Gabriel Avery hadn’t picked a pocket in weeks and the tips of his fingers were starting to itch.
Summer was fast coming to an end and each week fewer tourists were passing through Torbridge, which meant fewer pockets for Gabriel to pick. Even the tourists who did come never stayed in the village long. After all, there were only so many photos someone could take of the town’s main attraction – a hideous granite boulder-bridge – before getting bored and leaving. Thankfully for Gabriel, a steady trickle of commuters still passed through daily. No doubt on the way to faraway places where wonderfully exciting things happened.
Gabriel had only lived in Torbridge for a year and already he felt that pretty much anywhere else would be more exciting.

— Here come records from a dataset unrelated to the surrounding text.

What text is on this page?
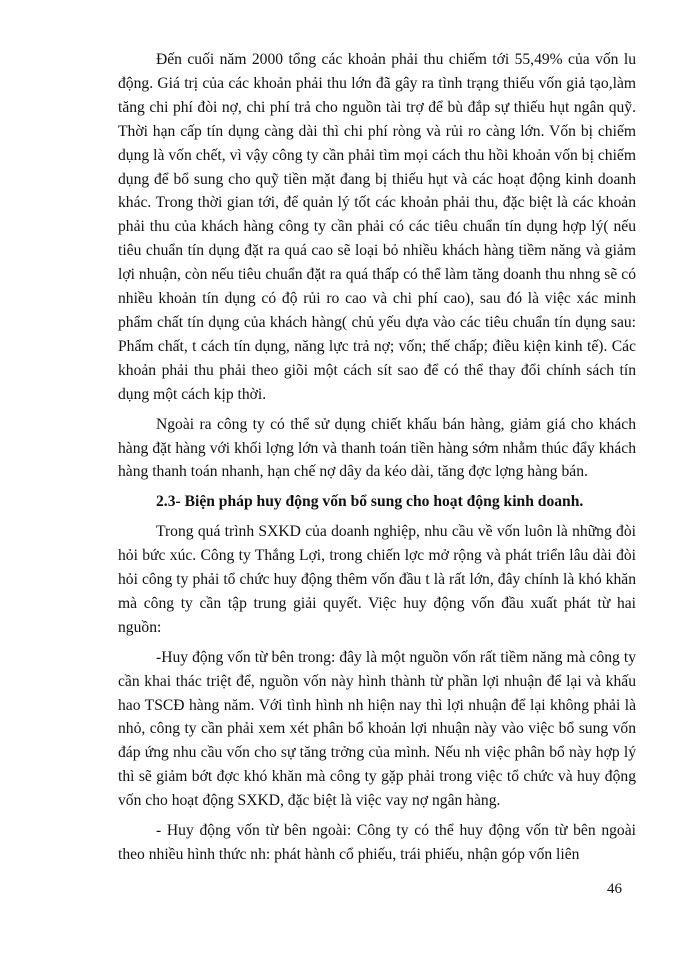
Đến cuối năm 2000 tổng các khoản phải thu chiếm tới 55,49% của vốn lu động. Giá trị của các khoản phải thu lớn đã gây ra tình trạng thiếu vốn giả tạo,làm tăng chi phí đòi nợ, chi phí trả cho nguồn tài trợ để bù đắp sự thiếu hụt ngân quỹ. Thời hạn cấp tín dụng càng dài thì chi phí ròng và rủi ro càng lớn. Vốn bị chiếm dụng là vốn chết, vì vậy công ty cần phải tìm mọi cách thu hồi khoản vốn bị chiếm dụng để bổ sung cho quỹ tiền mặt đang bị thiếu hụt và các hoạt động kinh doanh khác. Trong thời gian tới, để quản lý tốt các khoản phải thu, đặc biệt là các khoản phải thu của khách hàng công ty cần phải có các tiêu chuẩn tín dụng hợp lý( nếu tiêu chuẩn tín dụng đặt ra quá cao sẽ loại bỏ nhiều khách hàng tiềm năng và giảm lợi nhuận, còn nếu tiêu chuẩn đặt ra quá thấp có thể làm tăng doanh thu nhng sẽ có nhiều khoản tín dụng có độ rủi ro cao và chi phí cao), sau đó là việc xác minh phẩm chất tín dụng của khách hàng( chủ yếu dựa vào các tiêu chuẩn tín dụng sau: Phẩm chất, t cách tín dụng, năng lực trả nợ; vốn; thế chấp; điều kiện kinh tế). Các khoản phải thu phải theo giõi một cách sít sao để có thể thay đổi chính sách tín dụng một cách kịp thời.

Ngoài ra công ty có thể sử dụng chiết khấu bán hàng, giảm giá cho khách hàng đặt hàng với khối lợng lớn và thanh toán tiền hàng sớm nhằm thúc đẩy khách hàng thanh toán nhanh, hạn chế nợ dây da kéo dài, tăng đợc lợng hàng bán.

2.3- Biện pháp huy động vốn bổ sung cho hoạt động kinh doanh.

Trong quá trình SXKD của doanh nghiệp, nhu cầu về vốn luôn là những đòi hỏi bức xúc. Công ty Thắng Lợi, trong chiến lợc mở rộng và phát triển lâu dài đòi hỏi công ty phải tổ chức huy động thêm vốn đầu t là rất lớn, đây chính là khó khăn mà công ty cần tập trung giải quyết. Việc huy động vốn đầu xuất phát từ hai nguồn:

-Huy động vốn từ bên trong: đây là một nguồn vốn rất tiềm năng mà công ty cần khai thác triệt để, nguồn vốn này hình thành từ phần lợi nhuận để lại và khấu hao TSCĐ hàng năm. Với tình hình nh hiện nay thì lợi nhuận để lại không phải là nhỏ, công ty cần phải xem xét phân bổ khoản lợi nhuận này vào việc bổ sung vốn đáp ứng nhu cầu vốn cho sự tăng trởng của mình. Nếu nh việc phân bổ này hợp lý thì sẽ giảm bớt đợc khó khăn mà công ty gặp phải trong việc tổ chức và huy động vốn cho hoạt động SXKD, đặc biệt là việc vay nợ ngân hàng.

- Huy động vốn từ bên ngoài: Công ty có thể huy động vốn từ bên ngoài theo nhiều hình thức nh: phát hành cổ phiếu, trái phiếu, nhận góp vốn liên

46
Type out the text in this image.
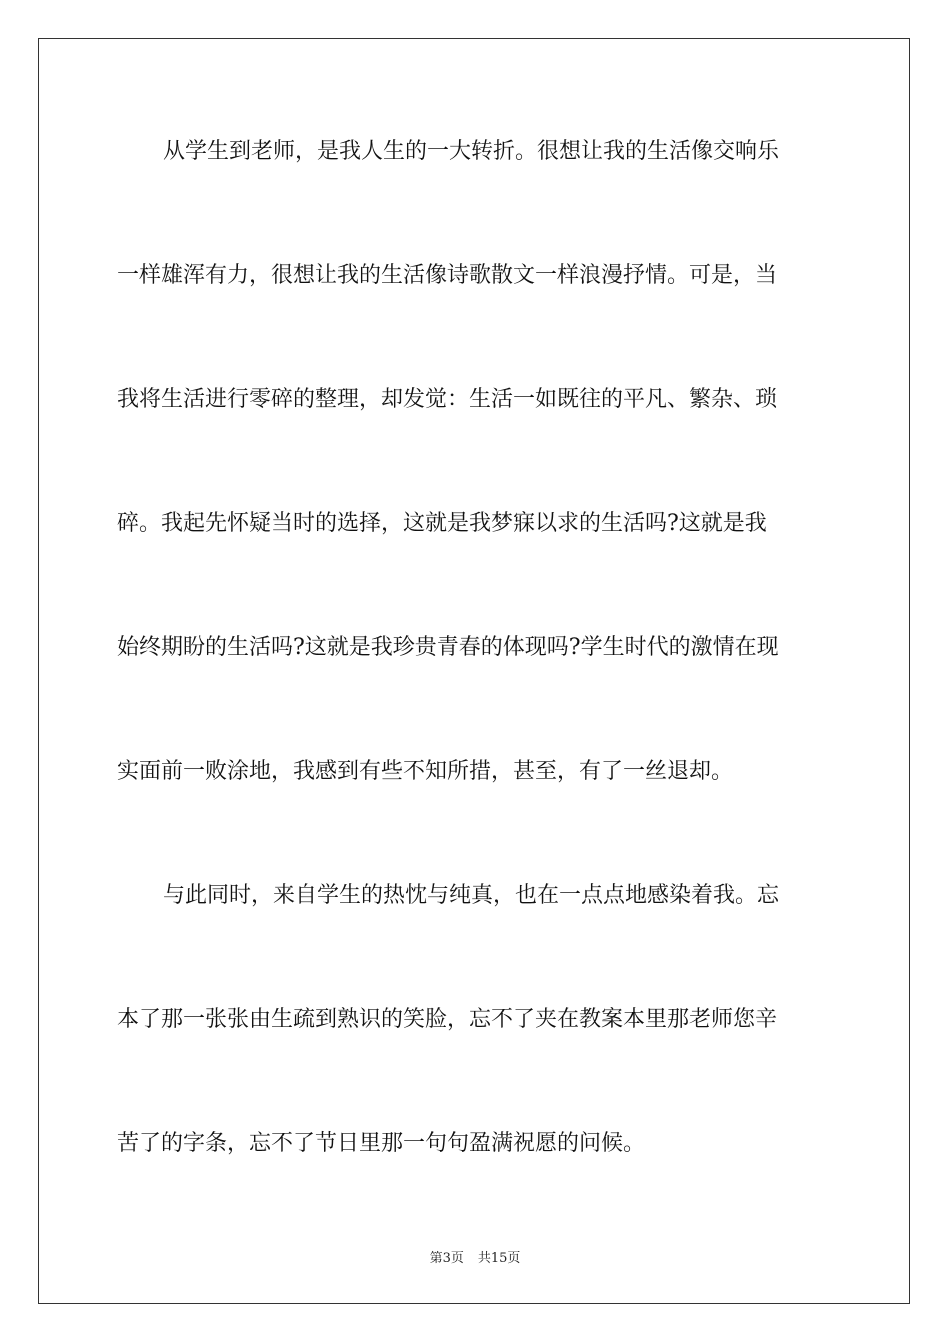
从学生到老师，是我人生的一大转折。很想让我的生活像交响乐
一样雄浑有力，很想让我的生活像诗歌散文一样浪漫抒情。可是，当
我将生活进行零碎的整理，却发觉：生活一如既往的平凡、繁杂、琐
碎。我起先怀疑当时的选择，这就是我梦寐以求的生活吗?这就是我
始终期盼的生活吗?这就是我珍贵青春的体现吗?学生时代的激情在现
实面前一败涂地，我感到有些不知所措，甚至，有了一丝退却。
与此同时，来自学生的热忱与纯真，也在一点点地感染着我。忘
本了那一张张由生疏到熟识的笑脸，忘不了夹在教案本里那老师您辛
苦了的字条，忘不了节日里那一句句盈满祝愿的问候。
第3页 共15页
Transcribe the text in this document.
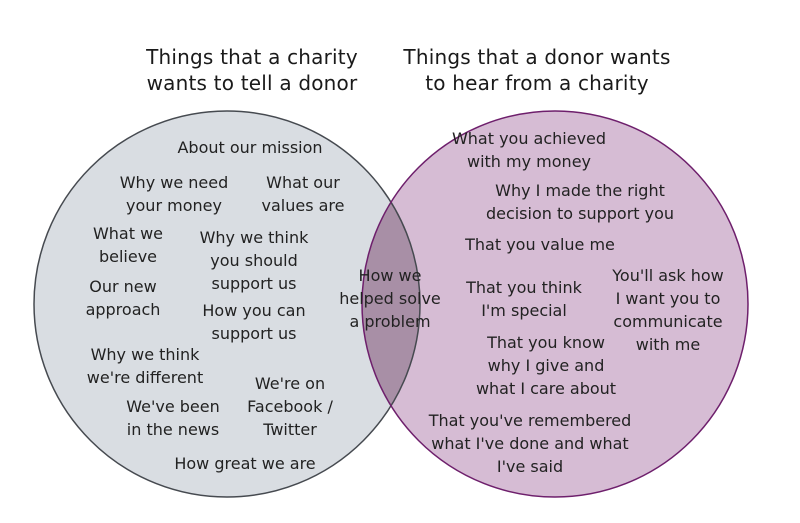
Things that a charity
wants to tell a donor
Things that a donor wants
to hear from a charity
About our mission
Why we need
your money
What our
values are
What we
believe
Why we think
you should
support us
Our new
approach	How you can
support us
Why we think
we're different	We're on
Facebook /
Twitter
We've been
in the news
How great we are
How we
helped solve
a problem
What you achieved
with my money
Why I made the right
decision to support you
That you value me
That you think
I'm special
You'll ask how
I want you to
communicate
with me
That you know
why I give and
what I care about
That you've remembered
what I've done and what
I've said
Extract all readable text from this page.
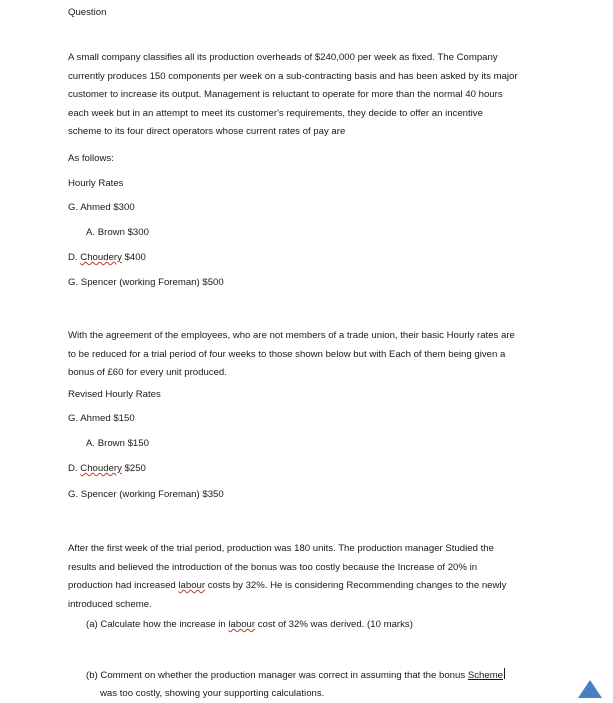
Question
A small company classifies all its production overheads of $240,000 per week as fixed. The Company
currently produces 150 components per week on a sub-contracting basis and has been asked by its major
customer to increase its output. Management is reluctant to operate for more than the normal 40 hours
each week but in an attempt to meet its customer's requirements, they decide to offer an incentive
scheme to its four direct operators whose current rates of pay are
As follows:
Hourly Rates
G. Ahmed $300
A. Brown $300
D. Choudery $400
G. Spencer (working Foreman) $500
With the agreement of the employees, who are not members of a trade union, their basic Hourly rates are
to be reduced for a trial period of four weeks to those shown below but with Each of them being given a
bonus of £60 for every unit produced.
Revised Hourly Rates
G. Ahmed $150
A. Brown $150
D. Choudery $250
G. Spencer (working Foreman) $350
After the first week of the trial period, production was 180 units. The production manager Studied the
results and believed the introduction of the bonus was too costly because the Increase of 20% in
production had increased labour costs by 32%. He is considering Recommending changes to the newly
introduced scheme.
(a) Calculate how the increase in labour cost of 32% was derived. (10 marks)
(b) Comment on whether the production manager was correct in assuming that the bonus Scheme
was too costly, showing your supporting calculations.
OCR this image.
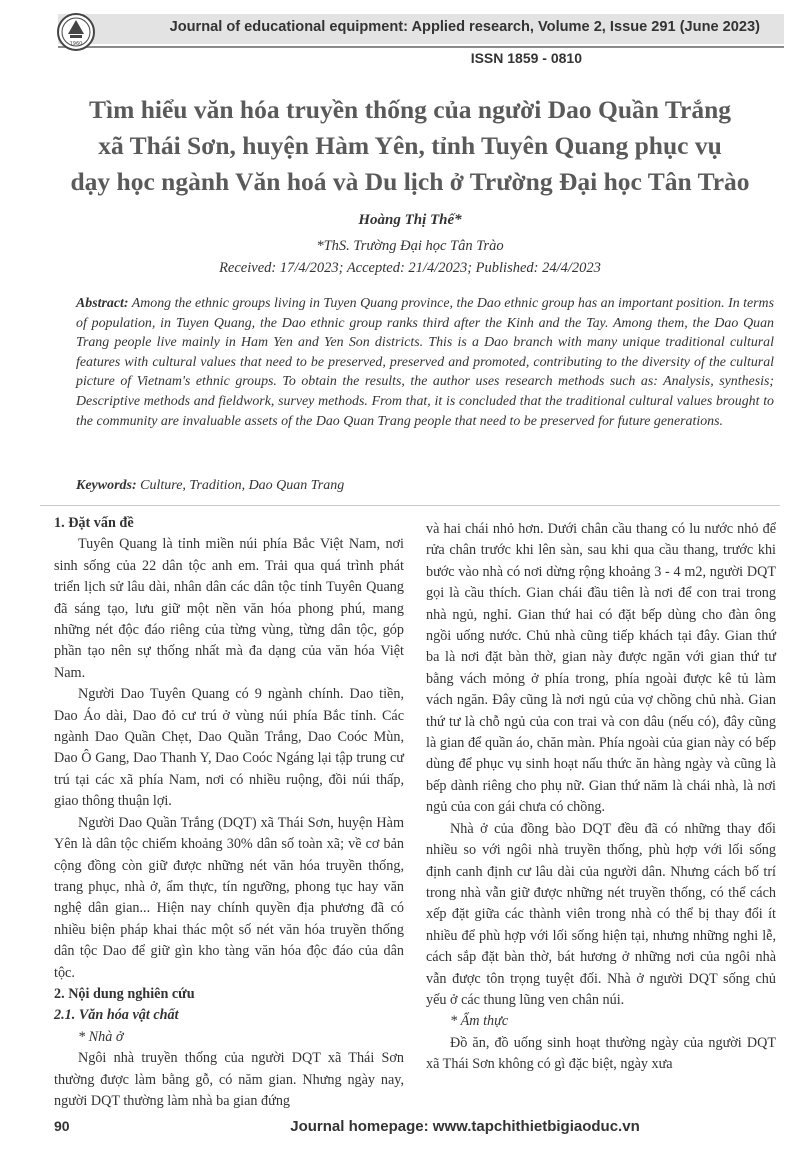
1960
Journal of educational equipment: Applied research, Volume 2, Issue 291 (June 2023)
ISSN 1859 - 0810
Tìm hiểu văn hóa truyền thống của người Dao Quần Trắng
xã Thái Sơn, huyện Hàm Yên, tỉnh Tuyên Quang phục vụ
dạy học ngành Văn hoá và Du lịch ở Trường Đại học Tân Trào
Hoàng Thị Thế*
*ThS. Trường Đại học Tân Trào
Received: 17/4/2023; Accepted: 21/4/2023; Published: 24/4/2023
Abstract: Among the ethnic groups living in Tuyen Quang province, the Dao ethnic group has an important position. In terms of population, in Tuyen Quang, the Dao ethnic group ranks third after the Kinh and the Tay. Among them, the Dao Quan Trang people live mainly in Ham Yen and Yen Son districts. This is a Dao branch with many unique traditional cultural features with cultural values that need to be preserved, preserved and promoted, contributing to the diversity of the cultural picture of Vietnam's ethnic groups. To obtain the results, the author uses research methods such as: Analysis, synthesis; Descriptive methods and fieldwork, survey methods. From that, it is concluded that the traditional cultural values brought to the community are invaluable assets of the Dao Quan Trang people that need to be preserved for future generations.
Keywords: Culture, Tradition, Dao Quan Trang

1. Đặt vấn đề

Tuyên Quang là tỉnh miền núi phía Bắc Việt Nam, nơi sinh sống của 22 dân tộc anh em. Trải qua quá trình phát triển lịch sử lâu dài, nhân dân các dân tộc tỉnh Tuyên Quang đã sáng tạo, lưu giữ một nền văn hóa phong phú, mang những nét độc đáo riêng của từng vùng, từng dân tộc, góp phần tạo nên sự thống nhất mà đa dạng của văn hóa Việt Nam.

Người Dao Tuyên Quang có 9 ngành chính. Dao tiền, Dao Áo dài, Dao đỏ cư trú ở vùng núi phía Bắc tỉnh. Các ngành Dao Quần Chẹt, Dao Quần Trắng, Dao Coóc Mùn, Dao Ô Gang, Dao Thanh Y, Dao Coóc Ngáng lại tập trung cư trú tại các xã phía Nam, nơi có nhiều ruộng, đồi núi thấp, giao thông thuận lợi.

Người Dao Quần Trắng (DQT) xã Thái Sơn, huyện Hàm Yên là dân tộc chiếm khoảng 30% dân số toàn xã; về cơ bản cộng đồng còn giữ được những nét văn hóa truyền thống, trang phục, nhà ở, ẩm thực, tín ngưỡng, phong tục hay văn nghệ dân gian... Hiện nay chính quyền địa phương đã có nhiều biện pháp khai thác một số nét văn hóa truyền thống dân tộc Dao để giữ gìn kho tàng văn hóa độc đáo của dân tộc.

2. Nội dung nghiên cứu

2.1. Văn hóa vật chất

* Nhà ở

Ngôi nhà truyền thống của người DQT xã Thái Sơn thường được làm bằng gỗ, có năm gian. Nhưng ngày nay, người DQT thường làm nhà ba gian đứng

và hai chái nhỏ hơn. Dưới chân cầu thang có lu nước nhỏ để rửa chân trước khi lên sàn, sau khi qua cầu thang, trước khi bước vào nhà có nơi dừng rộng khoảng 3 - 4 m2, người DQT gọi là cầu thích. Gian chái đầu tiên là nơi để con trai trong nhà ngủ, nghỉ. Gian thứ hai có đặt bếp dùng cho đàn ông ngồi uống nước. Chủ nhà cũng tiếp khách tại đây. Gian thứ ba là nơi đặt bàn thờ, gian này được ngăn với gian thứ tư bằng vách mỏng ở phía trong, phía ngoài được kê tủ làm vách ngăn. Đây cũng là nơi ngủ của vợ chồng chủ nhà. Gian thứ tư là chỗ ngủ của con trai và con dâu (nếu có), đây cũng là gian để quần áo, chăn màn. Phía ngoài của gian này có bếp dùng để phục vụ sinh hoạt nấu thức ăn hàng ngày và cũng là bếp dành riêng cho phụ nữ. Gian thứ năm là chái nhà, là nơi ngủ của con gái chưa có chồng.

Nhà ở của đồng bào DQT đều đã có những thay đổi nhiều so với ngôi nhà truyền thống, phù hợp với lối sống định canh định cư lâu dài của người dân. Nhưng cách bố trí trong nhà vẫn giữ được những nét truyền thống, có thể cách xếp đặt giữa các thành viên trong nhà có thể bị thay đổi ít nhiều để phù hợp với lối sống hiện tại, nhưng những nghi lễ, cách sắp đặt bàn thờ, bát hương ở những nơi của ngôi nhà vẫn được tôn trọng tuyệt đối. Nhà ở người DQT sống chủ yếu ở các thung lũng ven chân núi.

* Ẩm thực

Đồ ăn, đồ uống sinh hoạt thường ngày của người DQT xã Thái Sơn không có gì đặc biệt, ngày xưa

90	Journal homepage: www.tapchithietbigiaoduc.vn
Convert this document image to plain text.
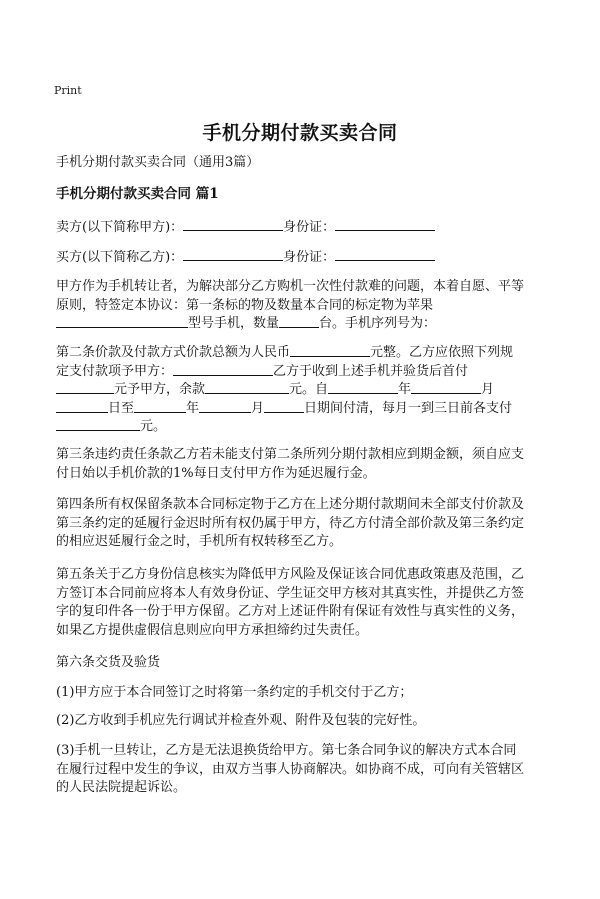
Print
手机分期付款买卖合同
手机分期付款买卖合同（通用3篇）
手机分期付款买卖合同 篇1
卖方(以下简称甲方)：	身份证：
买方(以下简称乙方)：	身份证：
甲方作为手机转让者，为解决部分乙方购机一次性付款难的问题，本着自愿、平等
原则，特签定本协议：第一条标的物及数量本合同的标定物为苹果
型号手机，数量	台。手机序列号为：
第二条价款及付款方式价款总额为人民币	元整。乙方应依照下列规
定支付款项予甲方：	乙方于收到上述手机并验货后首付
元予甲方，余款	元。自	年	月
日至	年	月	日期间付清，每月一到三日前各支付
元。
第三条违约责任条款乙方若未能支付第二条所列分期付款相应到期金额，须自应支
付日始以手机价款的1%每日支付甲方作为延迟履行金。
第四条所有权保留条款本合同标定物于乙方在上述分期付款期间未全部支付价款及
第三条约定的延履行金迟时所有权仍属于甲方，待乙方付清全部价款及第三条约定
的相应迟延履行金之时，手机所有权转移至乙方。
第五条关于乙方身份信息核实为降低甲方风险及保证该合同优惠政策惠及范围，乙
方签订本合同前应将本人有效身份证、学生证交甲方核对其真实性，并提供乙方签
字的复印件各一份于甲方保留。乙方对上述证件附有保证有效性与真实性的义务，
如果乙方提供虚假信息则应向甲方承担缔约过失责任。
第六条交货及验货
(1)甲方应于本合同签订之时将第一条约定的手机交付于乙方；
(2)乙方收到手机应先行调试并检查外观、附件及包装的完好性。
(3)手机一旦转让，乙方是无法退换货给甲方。第七条合同争议的解决方式本合同
在履行过程中发生的争议，由双方当事人协商解决。如协商不成，可向有关管辖区
的人民法院提起诉讼。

It was early on a Monday morning and Gabriel was leaning against the wall of the train station waiting for the next train to pull in. Soon the platform would be alive with people changing to head north to Exeter or south to Cornwall. But at the moment, only two men in dark suits waited, and they were backlit by the rising sun so Gabriel couldn’t get a good look at them.
Probably locals, he thought, yawning. He never picked a local’s pocket. They’d only recognise him and tell Grandma. And after his most recent incident he was already in her bad books.
Come to think of it, Gabriel wasn’t sure he’d ever been in Grandma’s good books since they’d moved to Torbridge.
It was before eight and everyone getting off the trains would be grumpy, tired and, best of all, completely uninterested in Gabriel. Which meant he could move between them like a twinkle-fingered ghost. Excitement raced through him at the thought. For the last few weeks he’d been so busy helping Grandma at the mansion that he hadn’t been back here, and man did he miss it.